C'est de pièces de cette espèce, remarque M. Marquardt (De l'oganisation financière chez les romains, trad. Vigié, p. 26), que parlent Varron et Cicéron, disant que le victoriat était la moitié du denier (note 3 : Varron, De ling. lat., X, 41 : Quam rationem duo ad unum habent, eandem habent viginti ad decem – sic est ad unum victoriatum denarius, sicut ad alterum victoriatum alter denarius. De même, dans Cicéron, Pro Fonteio, IX, 19). Sous l'Empire, le nom de Victoriat se retrouve comme synonyme de quinaire, notamment dans ce passage de Pline : is qui nunc victoriatus appellatur (Pline Histoire Naturelle, XXXIII, 46). Quintilien parle d'un certain Galba qui avait acheté en Sicile pour un victoriat, une murène longue de 5 pieds (Quintilien, VI, 3, 80 : Galba, dicente quodam, victoriato se uno in Sicilia quinque pedes longam murenam emisse).
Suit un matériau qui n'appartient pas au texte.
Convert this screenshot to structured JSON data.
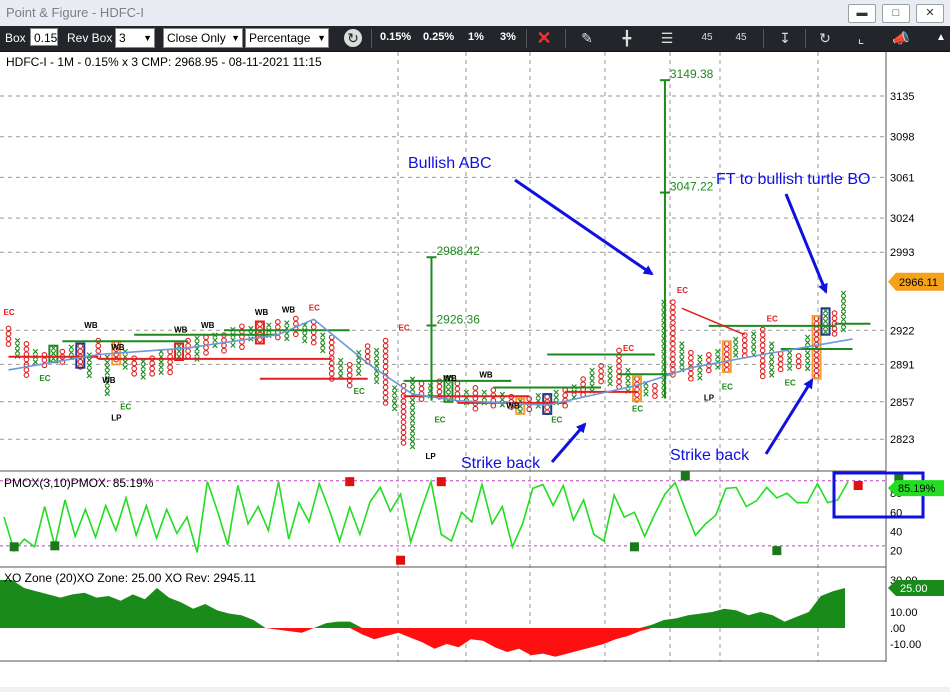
{
  "window": {
    "title": "Point & Figure - HDFC-I"
  },
  "toolbar": {
    "box_label": "Box",
    "box_value": "0.15",
    "revbox_label": "Rev Box",
    "revbox_value": "3",
    "price_mode": "Close Only",
    "scale_mode": "Percentage",
    "pct_buttons": [
      "0.15%",
      "0.25%",
      "1%",
      "3%"
    ],
    "icon_45a": "45",
    "icon_45b": "45"
  },
  "colors": {
    "bull": "#1e8a1e",
    "bear": "#e02020",
    "annotation": "#1010e0",
    "osc": "#22dd22",
    "zone_pos": "#1a8a1a",
    "zone_neg": "#ff1010",
    "ma": "#6c9ad8"
  },
  "chart_data": [
    {
      "type": "point-and-figure",
      "header": "HDFC-I - 1M - 0.15% x 3 CMP: 2968.95 - 08-11-2021 11:15",
      "yticks": [
        3135,
        3098,
        3061,
        3024,
        2993,
        2922,
        2891,
        2857,
        2823
      ],
      "ylim": [
        2795,
        3175
      ],
      "last_price": "2966.11",
      "columns": [
        {
          "t": "O",
          "hi": 2926,
          "lo": 2905
        },
        {
          "t": "X",
          "hi": 2915,
          "lo": 2896
        },
        {
          "t": "O",
          "hi": 2912,
          "lo": 2880
        },
        {
          "t": "X",
          "hi": 2905,
          "lo": 2890
        },
        {
          "t": "O",
          "hi": 2902,
          "lo": 2886
        },
        {
          "t": "X",
          "hi": 2908,
          "lo": 2893
        },
        {
          "t": "O",
          "hi": 2905,
          "lo": 2891
        },
        {
          "t": "X",
          "hi": 2909,
          "lo": 2894
        },
        {
          "t": "O",
          "hi": 2910,
          "lo": 2888
        },
        {
          "t": "X",
          "hi": 2902,
          "lo": 2878
        },
        {
          "t": "O",
          "hi": 2915,
          "lo": 2895
        },
        {
          "t": "X",
          "hi": 2900,
          "lo": 2862
        },
        {
          "t": "O",
          "hi": 2912,
          "lo": 2891
        },
        {
          "t": "X",
          "hi": 2905,
          "lo": 2886
        },
        {
          "t": "O",
          "hi": 2899,
          "lo": 2882
        },
        {
          "t": "X",
          "hi": 2896,
          "lo": 2876
        },
        {
          "t": "O",
          "hi": 2899,
          "lo": 2880
        },
        {
          "t": "X",
          "hi": 2905,
          "lo": 2880
        },
        {
          "t": "O",
          "hi": 2905,
          "lo": 2880
        },
        {
          "t": "X",
          "hi": 2910,
          "lo": 2895
        },
        {
          "t": "O",
          "hi": 2915,
          "lo": 2897
        },
        {
          "t": "X",
          "hi": 2917,
          "lo": 2894
        },
        {
          "t": "O",
          "hi": 2918,
          "lo": 2899
        },
        {
          "t": "X",
          "hi": 2920,
          "lo": 2905
        },
        {
          "t": "O",
          "hi": 2920,
          "lo": 2903
        },
        {
          "t": "X",
          "hi": 2925,
          "lo": 2905
        },
        {
          "t": "O",
          "hi": 2928,
          "lo": 2906
        },
        {
          "t": "X",
          "hi": 2926,
          "lo": 2910
        },
        {
          "t": "O",
          "hi": 2930,
          "lo": 2910
        },
        {
          "t": "X",
          "hi": 2929,
          "lo": 2913
        },
        {
          "t": "O",
          "hi": 2932,
          "lo": 2913
        },
        {
          "t": "X",
          "hi": 2931,
          "lo": 2913
        },
        {
          "t": "O",
          "hi": 2935,
          "lo": 2915
        },
        {
          "t": "X",
          "hi": 2929,
          "lo": 2912
        },
        {
          "t": "O",
          "hi": 2932,
          "lo": 2908
        },
        {
          "t": "X",
          "hi": 2920,
          "lo": 2900
        },
        {
          "t": "O",
          "hi": 2918,
          "lo": 2876
        },
        {
          "t": "X",
          "hi": 2897,
          "lo": 2880
        },
        {
          "t": "O",
          "hi": 2893,
          "lo": 2871
        },
        {
          "t": "X",
          "hi": 2904,
          "lo": 2878
        },
        {
          "t": "O",
          "hi": 2910,
          "lo": 2892
        },
        {
          "t": "X",
          "hi": 2906,
          "lo": 2873
        },
        {
          "t": "O",
          "hi": 2915,
          "lo": 2852
        },
        {
          "t": "X",
          "hi": 2872,
          "lo": 2846
        },
        {
          "t": "O",
          "hi": 2874,
          "lo": 2818
        },
        {
          "t": "X",
          "hi": 2880,
          "lo": 2812
        },
        {
          "t": "O",
          "hi": 2876,
          "lo": 2856
        },
        {
          "t": "X",
          "hi": 2874,
          "lo": 2858
        },
        {
          "t": "O",
          "hi": 2878,
          "lo": 2858
        },
        {
          "t": "X",
          "hi": 2880,
          "lo": 2857
        },
        {
          "t": "O",
          "hi": 2876,
          "lo": 2855
        },
        {
          "t": "X",
          "hi": 2868,
          "lo": 2852
        },
        {
          "t": "O",
          "hi": 2872,
          "lo": 2850
        },
        {
          "t": "X",
          "hi": 2868,
          "lo": 2853
        },
        {
          "t": "O",
          "hi": 2870,
          "lo": 2851
        },
        {
          "t": "X",
          "hi": 2866,
          "lo": 2852
        },
        {
          "t": "O",
          "hi": 2864,
          "lo": 2848
        },
        {
          "t": "X",
          "hi": 2860,
          "lo": 2846
        },
        {
          "t": "O",
          "hi": 2862,
          "lo": 2846
        },
        {
          "t": "X",
          "hi": 2865,
          "lo": 2850
        },
        {
          "t": "O",
          "hi": 2864,
          "lo": 2846
        },
        {
          "t": "X",
          "hi": 2868,
          "lo": 2853
        },
        {
          "t": "O",
          "hi": 2870,
          "lo": 2852
        },
        {
          "t": "X",
          "hi": 2873,
          "lo": 2860
        },
        {
          "t": "O",
          "hi": 2880,
          "lo": 2862
        },
        {
          "t": "X",
          "hi": 2888,
          "lo": 2865
        },
        {
          "t": "O",
          "hi": 2892,
          "lo": 2873
        },
        {
          "t": "X",
          "hi": 2890,
          "lo": 2872
        },
        {
          "t": "O",
          "hi": 2906,
          "lo": 2868
        },
        {
          "t": "X",
          "hi": 2888,
          "lo": 2864
        },
        {
          "t": "O",
          "hi": 2880,
          "lo": 2858
        },
        {
          "t": "X",
          "hi": 2876,
          "lo": 2860
        },
        {
          "t": "O",
          "hi": 2874,
          "lo": 2858
        },
        {
          "t": "X",
          "hi": 2950,
          "lo": 2860
        },
        {
          "t": "O",
          "hi": 2950,
          "lo": 2878
        },
        {
          "t": "X",
          "hi": 2912,
          "lo": 2882
        },
        {
          "t": "O",
          "hi": 2904,
          "lo": 2875
        },
        {
          "t": "X",
          "hi": 2900,
          "lo": 2878
        },
        {
          "t": "O",
          "hi": 2902,
          "lo": 2884
        },
        {
          "t": "X",
          "hi": 2905,
          "lo": 2884
        },
        {
          "t": "O",
          "hi": 2912,
          "lo": 2884
        },
        {
          "t": "X",
          "hi": 2916,
          "lo": 2895
        },
        {
          "t": "O",
          "hi": 2920,
          "lo": 2895
        },
        {
          "t": "X",
          "hi": 2921,
          "lo": 2898
        },
        {
          "t": "O",
          "hi": 2925,
          "lo": 2880
        },
        {
          "t": "X",
          "hi": 2912,
          "lo": 2880
        },
        {
          "t": "O",
          "hi": 2903,
          "lo": 2883
        },
        {
          "t": "X",
          "hi": 2904,
          "lo": 2886
        },
        {
          "t": "O",
          "hi": 2901,
          "lo": 2886
        },
        {
          "t": "X",
          "hi": 2918,
          "lo": 2885
        },
        {
          "t": "O",
          "hi": 2935,
          "lo": 2878
        },
        {
          "t": "X",
          "hi": 2942,
          "lo": 2918
        },
        {
          "t": "O",
          "hi": 2940,
          "lo": 2918
        },
        {
          "t": "X",
          "hi": 2958,
          "lo": 2918
        }
      ],
      "ma_line": [
        [
          0,
          2886
        ],
        [
          10,
          2900
        ],
        [
          20,
          2906
        ],
        [
          30,
          2918
        ],
        [
          34,
          2932
        ],
        [
          40,
          2892
        ],
        [
          45,
          2864
        ],
        [
          50,
          2858
        ],
        [
          60,
          2854
        ],
        [
          70,
          2872
        ],
        [
          76,
          2888
        ],
        [
          84,
          2900
        ],
        [
          94,
          2914
        ]
      ],
      "boxed_columns": [
        {
          "col": 5,
          "color": "#1e8a1e"
        },
        {
          "col": 8,
          "color": "#1e3a8a"
        },
        {
          "col": 12,
          "color": "#f0a030"
        },
        {
          "col": 19,
          "color": "#e02020"
        },
        {
          "col": 28,
          "color": "#e02020"
        },
        {
          "col": 49,
          "color": "#1e8a1e"
        },
        {
          "col": 57,
          "color": "#f0a030"
        },
        {
          "col": 60,
          "color": "#1e3a8a"
        },
        {
          "col": 70,
          "color": "#f0a030"
        },
        {
          "col": 80,
          "color": "#f0a030"
        },
        {
          "col": 90,
          "color": "#f0a030"
        },
        {
          "col": 91,
          "color": "#1e3a8a"
        }
      ],
      "green_levels": [
        {
          "x0": 6,
          "x1": 20,
          "y": 2912
        },
        {
          "x0": 14,
          "x1": 30,
          "y": 2918
        },
        {
          "x0": 24,
          "x1": 38,
          "y": 2922
        },
        {
          "x0": 44,
          "x1": 56,
          "y": 2876
        },
        {
          "x0": 54,
          "x1": 66,
          "y": 2870
        },
        {
          "x0": 60,
          "x1": 72,
          "y": 2900
        },
        {
          "x0": 68,
          "x1": 74,
          "y": 2882
        },
        {
          "x0": 78,
          "x1": 92,
          "y": 2926
        },
        {
          "x0": 86,
          "x1": 94,
          "y": 2905
        },
        {
          "x0": 92,
          "x1": 96,
          "y": 2928
        }
      ],
      "red_levels": [
        {
          "x0": 0,
          "x1": 10,
          "y": 2898
        },
        {
          "x0": 10,
          "x1": 36,
          "y": 2896
        },
        {
          "x0": 28,
          "x1": 40,
          "y": 2878
        },
        {
          "x0": 44,
          "x1": 58,
          "y": 2862
        },
        {
          "x0": 50,
          "x1": 62,
          "y": 2856
        },
        {
          "x0": 62,
          "x1": 70,
          "y": 2866
        }
      ],
      "projections": [
        {
          "label": "2988.42",
          "col": 47,
          "y": 2988.42
        },
        {
          "label": "2926.36",
          "col": 47,
          "y": 2926.36
        },
        {
          "label": "3149.38",
          "col": 73,
          "y": 3149.38
        },
        {
          "label": "3047.22",
          "col": 73,
          "y": 3047.22
        }
      ],
      "labels": [
        {
          "text": "WB",
          "col": 9,
          "y": 2924,
          "color": "#000"
        },
        {
          "text": "WB",
          "col": 12,
          "y": 2904,
          "color": "#000"
        },
        {
          "text": "WB",
          "col": 11,
          "y": 2874,
          "color": "#000"
        },
        {
          "text": "WB",
          "col": 19,
          "y": 2920,
          "color": "#000"
        },
        {
          "text": "WB",
          "col": 22,
          "y": 2924,
          "color": "#000"
        },
        {
          "text": "WB",
          "col": 28,
          "y": 2936,
          "color": "#000"
        },
        {
          "text": "WB",
          "col": 31,
          "y": 2938,
          "color": "#000"
        },
        {
          "text": "WB",
          "col": 49,
          "y": 2876,
          "color": "#000"
        },
        {
          "text": "WB",
          "col": 53,
          "y": 2879,
          "color": "#000"
        },
        {
          "text": "WB",
          "col": 56,
          "y": 2851,
          "color": "#000"
        },
        {
          "text": "EC",
          "col": 4,
          "y": 2876,
          "color": "#1e8a1e"
        },
        {
          "text": "EC",
          "col": 13,
          "y": 2850,
          "color": "#1e8a1e"
        },
        {
          "text": "EC",
          "col": 34,
          "y": 2940,
          "color": "#e02020"
        },
        {
          "text": "EC",
          "col": 39,
          "y": 2864,
          "color": "#1e8a1e"
        },
        {
          "text": "EC",
          "col": 44,
          "y": 2922,
          "color": "#e02020"
        },
        {
          "text": "EC",
          "col": 48,
          "y": 2838,
          "color": "#1e8a1e"
        },
        {
          "text": "EC",
          "col": 61,
          "y": 2838,
          "color": "#1e8a1e"
        },
        {
          "text": "EC",
          "col": 69,
          "y": 2903,
          "color": "#e02020"
        },
        {
          "text": "EC",
          "col": 70,
          "y": 2848,
          "color": "#1e8a1e"
        },
        {
          "text": "EC",
          "col": 75,
          "y": 2956,
          "color": "#e02020"
        },
        {
          "text": "EC",
          "col": 80,
          "y": 2868,
          "color": "#1e8a1e"
        },
        {
          "text": "EC",
          "col": 85,
          "y": 2930,
          "color": "#e02020"
        },
        {
          "text": "EC",
          "col": 87,
          "y": 2872,
          "color": "#1e8a1e"
        },
        {
          "text": "EC",
          "col": 0,
          "y": 2936,
          "color": "#e02020"
        },
        {
          "text": "LP",
          "col": 12,
          "y": 2840,
          "color": "#000"
        },
        {
          "text": "LP",
          "col": 78,
          "y": 2858,
          "color": "#000"
        },
        {
          "text": "LP",
          "col": 47,
          "y": 2805,
          "color": "#000"
        }
      ],
      "trendline": {
        "from": [
          75,
          2942
        ],
        "to": [
          82,
          2918
        ],
        "color": "#e02020"
      },
      "annotations": [
        {
          "text": "Bullish ABC",
          "x": 408,
          "y": 116,
          "arrow_from": [
            515,
            128
          ],
          "arrow_to": [
            652,
            222
          ]
        },
        {
          "text": "FT to bullish turtle BO",
          "x": 716,
          "y": 132,
          "arrow_from": [
            786,
            142
          ],
          "arrow_to": [
            826,
            240
          ]
        },
        {
          "text": "Strike back",
          "x": 461,
          "y": 416,
          "arrow_from": [
            552,
            410
          ],
          "arrow_to": [
            585,
            372
          ]
        },
        {
          "text": "Strike back",
          "x": 670,
          "y": 408,
          "arrow_from": [
            766,
            402
          ],
          "arrow_to": [
            812,
            328
          ]
        }
      ]
    },
    {
      "type": "line",
      "header": "PMOX(3,10)PMOX: 85.19%",
      "yticks": [
        80,
        60,
        40,
        20
      ],
      "ylim": [
        5,
        100
      ],
      "last_value": "85.19%",
      "guides": [
        93,
        25
      ],
      "values": [
        55,
        20,
        32,
        24,
        66,
        25,
        73,
        35,
        63,
        34,
        67,
        41,
        75,
        36,
        67,
        33,
        63,
        38,
        55,
        18,
        92,
        61,
        26,
        88,
        48,
        66,
        41,
        92,
        32,
        70,
        50,
        90,
        62,
        30,
        65,
        37,
        71,
        86,
        61,
        79,
        29,
        62,
        92,
        37,
        30,
        60,
        50,
        89,
        48,
        66,
        24,
        48,
        85,
        89,
        67,
        88,
        52,
        73,
        37,
        30,
        78,
        55,
        60,
        35,
        58,
        79,
        91,
        63,
        36,
        48,
        57,
        85,
        86,
        66,
        72,
        86,
        75,
        80,
        70,
        70,
        90,
        70,
        73,
        92
      ],
      "markers_red": [
        [
          34,
          92
        ],
        [
          39,
          10
        ],
        [
          43,
          92
        ],
        [
          84,
          88
        ]
      ],
      "markers_green": [
        [
          1,
          24
        ],
        [
          5,
          25
        ],
        [
          62,
          24
        ],
        [
          67,
          98
        ],
        [
          76,
          20
        ],
        [
          88,
          95
        ]
      ],
      "highlight_box": {
        "col0": 83,
        "col1": 89
      }
    },
    {
      "type": "area",
      "header": "XO Zone (20)XO Zone: 25.00 XO Rev: 2945.11",
      "yticks": [
        "30.00",
        "10.00",
        ".00",
        "-10.00"
      ],
      "ylim": [
        -20,
        35
      ],
      "last_value": "25.00",
      "values": [
        30,
        30,
        25,
        23,
        21,
        19,
        21,
        22,
        19,
        20,
        17,
        21,
        18,
        25,
        19,
        16,
        12,
        15,
        11,
        9,
        8,
        5,
        0,
        -1,
        -2,
        -3,
        0,
        3,
        4,
        4,
        -4,
        -7,
        -5,
        -3,
        -6,
        -9,
        -13,
        -10,
        -12,
        -7,
        -8,
        -12,
        -15,
        -13,
        -17,
        -16,
        -18,
        -16,
        -14,
        -12,
        -10,
        -7,
        -5,
        -2,
        2,
        5,
        6,
        8,
        9,
        10,
        12,
        11,
        8,
        10,
        8,
        4,
        7,
        10,
        20,
        23,
        25
      ]
    }
  ]
}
Dans une inscription d'Afrique qui est aussi de l'époque impériale, il est question de trois victoriats : victoriati terni (CIL t. VIII, n°8938). Dans un autre texte épigraphique du même temps, on compte des victoriati nummi. Ainsi, tous ces textes établissent que le victoriat s'était confondu avec le quinaire ou le demi-denier, et que ce denier à l'époque impériale, reçut souvent le nom de victoriat. On comptait parfois par Victoriats pour éviter les fractions : par exemple, « terni victoriati » ou « tres victoriatos nummus », au lieu de 1 denier ½.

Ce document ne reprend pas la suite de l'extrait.